I took the test myself and scored a perfect 25 out of 25 – until I realised there were actually 50 questions and I had taken twice as long as I should have done on each.
That was one point less than Bears quarterback ‘smokin’ Jay Cutler, who scored 26 on his pre-draft examination. Fellow quarterback Rex Grossman scored 29 and Mitch Trubisky also hit the 25 mark.
Scores are only revealed to the public in leaks or after the event conversations, so there is no comprehensive database of scores – purely a smattering of information which appears over time.
The highest score known for a quarterback from any team was Ryan Fitzpatrick, with the Harvard graduate scoring a whopping 48 points. Another Harvard product, punter Pat McInally, scored the tests only perfect 50 on record.
Wonder no more
In 2022 the NFL discontinued the test for draft prospects, viewing it as outdated and irrelevant to a players on-field performance.

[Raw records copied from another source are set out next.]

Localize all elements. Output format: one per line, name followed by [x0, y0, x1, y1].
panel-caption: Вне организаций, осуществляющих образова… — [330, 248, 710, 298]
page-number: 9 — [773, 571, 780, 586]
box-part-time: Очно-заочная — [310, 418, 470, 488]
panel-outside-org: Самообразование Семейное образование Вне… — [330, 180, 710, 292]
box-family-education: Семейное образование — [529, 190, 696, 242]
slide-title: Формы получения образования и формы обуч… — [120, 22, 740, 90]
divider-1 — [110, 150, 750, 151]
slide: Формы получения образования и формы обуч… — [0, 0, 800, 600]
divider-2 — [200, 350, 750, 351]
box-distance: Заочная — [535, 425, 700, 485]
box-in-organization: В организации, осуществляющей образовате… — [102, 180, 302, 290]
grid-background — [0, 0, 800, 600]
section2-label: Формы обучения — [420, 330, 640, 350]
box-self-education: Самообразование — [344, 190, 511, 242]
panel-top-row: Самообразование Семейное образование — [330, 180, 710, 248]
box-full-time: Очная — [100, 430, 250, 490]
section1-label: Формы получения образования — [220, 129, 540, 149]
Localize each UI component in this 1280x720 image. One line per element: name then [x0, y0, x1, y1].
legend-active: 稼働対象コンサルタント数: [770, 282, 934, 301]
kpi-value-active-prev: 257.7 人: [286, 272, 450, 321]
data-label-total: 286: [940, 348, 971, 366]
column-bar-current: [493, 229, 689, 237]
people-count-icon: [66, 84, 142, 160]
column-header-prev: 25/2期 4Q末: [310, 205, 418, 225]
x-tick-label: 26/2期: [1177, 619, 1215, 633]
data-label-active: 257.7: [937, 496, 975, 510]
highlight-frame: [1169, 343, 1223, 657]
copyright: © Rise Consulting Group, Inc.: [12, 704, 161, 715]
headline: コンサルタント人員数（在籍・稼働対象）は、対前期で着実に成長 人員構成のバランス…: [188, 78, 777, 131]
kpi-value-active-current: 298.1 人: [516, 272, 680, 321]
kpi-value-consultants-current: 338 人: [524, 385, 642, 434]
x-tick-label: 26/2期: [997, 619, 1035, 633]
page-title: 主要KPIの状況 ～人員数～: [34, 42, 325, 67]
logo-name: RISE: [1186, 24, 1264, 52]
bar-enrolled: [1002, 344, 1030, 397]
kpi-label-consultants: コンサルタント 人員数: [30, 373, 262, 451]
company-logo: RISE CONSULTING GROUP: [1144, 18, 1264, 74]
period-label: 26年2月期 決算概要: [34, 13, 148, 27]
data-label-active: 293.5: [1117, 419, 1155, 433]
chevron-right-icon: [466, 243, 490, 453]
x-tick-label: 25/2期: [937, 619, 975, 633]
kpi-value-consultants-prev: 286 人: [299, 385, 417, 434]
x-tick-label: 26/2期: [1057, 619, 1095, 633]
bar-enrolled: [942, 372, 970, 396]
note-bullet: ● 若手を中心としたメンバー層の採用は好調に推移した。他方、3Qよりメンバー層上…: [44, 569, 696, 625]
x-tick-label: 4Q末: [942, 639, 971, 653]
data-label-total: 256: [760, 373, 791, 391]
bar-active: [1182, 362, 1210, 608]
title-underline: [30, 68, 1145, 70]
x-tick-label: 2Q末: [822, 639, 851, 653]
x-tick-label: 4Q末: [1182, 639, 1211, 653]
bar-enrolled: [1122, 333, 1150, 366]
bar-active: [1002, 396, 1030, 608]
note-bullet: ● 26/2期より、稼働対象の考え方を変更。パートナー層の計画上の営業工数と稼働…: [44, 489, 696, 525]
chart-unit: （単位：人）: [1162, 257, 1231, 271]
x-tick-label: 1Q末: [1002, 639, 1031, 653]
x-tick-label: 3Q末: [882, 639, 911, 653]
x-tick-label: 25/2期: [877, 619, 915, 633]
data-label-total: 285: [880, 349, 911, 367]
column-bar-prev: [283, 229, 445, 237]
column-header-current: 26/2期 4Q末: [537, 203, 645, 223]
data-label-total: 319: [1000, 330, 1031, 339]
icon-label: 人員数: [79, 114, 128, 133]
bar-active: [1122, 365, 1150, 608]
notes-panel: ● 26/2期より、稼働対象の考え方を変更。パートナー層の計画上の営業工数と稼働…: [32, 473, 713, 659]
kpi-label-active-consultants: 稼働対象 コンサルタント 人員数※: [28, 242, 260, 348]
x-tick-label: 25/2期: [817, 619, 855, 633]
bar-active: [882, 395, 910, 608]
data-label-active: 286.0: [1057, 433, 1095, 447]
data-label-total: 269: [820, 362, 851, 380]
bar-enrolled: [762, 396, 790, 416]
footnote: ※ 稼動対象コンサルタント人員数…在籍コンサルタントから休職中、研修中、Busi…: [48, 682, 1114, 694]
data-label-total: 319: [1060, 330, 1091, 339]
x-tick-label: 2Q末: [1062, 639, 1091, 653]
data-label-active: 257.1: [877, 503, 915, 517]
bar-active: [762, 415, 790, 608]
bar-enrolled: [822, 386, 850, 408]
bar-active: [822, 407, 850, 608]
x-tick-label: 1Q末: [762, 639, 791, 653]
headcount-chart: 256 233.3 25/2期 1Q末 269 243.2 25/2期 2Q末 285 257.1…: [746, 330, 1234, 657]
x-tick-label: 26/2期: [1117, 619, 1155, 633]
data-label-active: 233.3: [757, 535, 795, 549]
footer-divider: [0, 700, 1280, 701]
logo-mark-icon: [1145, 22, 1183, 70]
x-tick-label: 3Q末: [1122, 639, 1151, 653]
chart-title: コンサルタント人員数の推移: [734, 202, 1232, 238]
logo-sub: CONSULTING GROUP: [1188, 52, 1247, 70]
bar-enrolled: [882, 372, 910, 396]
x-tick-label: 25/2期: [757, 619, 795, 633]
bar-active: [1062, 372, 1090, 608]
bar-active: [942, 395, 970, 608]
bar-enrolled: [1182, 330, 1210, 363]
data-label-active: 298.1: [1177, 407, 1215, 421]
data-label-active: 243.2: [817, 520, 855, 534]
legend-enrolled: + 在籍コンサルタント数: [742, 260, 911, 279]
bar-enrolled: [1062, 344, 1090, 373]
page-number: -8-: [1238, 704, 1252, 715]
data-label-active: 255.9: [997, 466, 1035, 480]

The test was replaced in part by the S2 decision making test, primarily used for assessing quarterbacks reactionary intelligence. Justin Fields famously scored a maximum 130 on this test back in 2021 – for comparison Patrick Mahomes and Josh Allen both scored 108.
But just as the Wonderlic faded due to confidentiality concerns, top players have now started to abscond, and there does not seem to be any evidence last year’s top pick Caleb Williams took the S2.
Williams decided to skip all medical tests at the Combine, instead choosing to only take medicals with interested teams.
So the Wonderlic is gone, but the countdown to the draft is on, and in my next column I will be looking at the Bears’ top targets and positional needs.
In the meantime, I will also be researching energy supplements in a bid to avoid a hat trick of Super Bowl disappointment next February.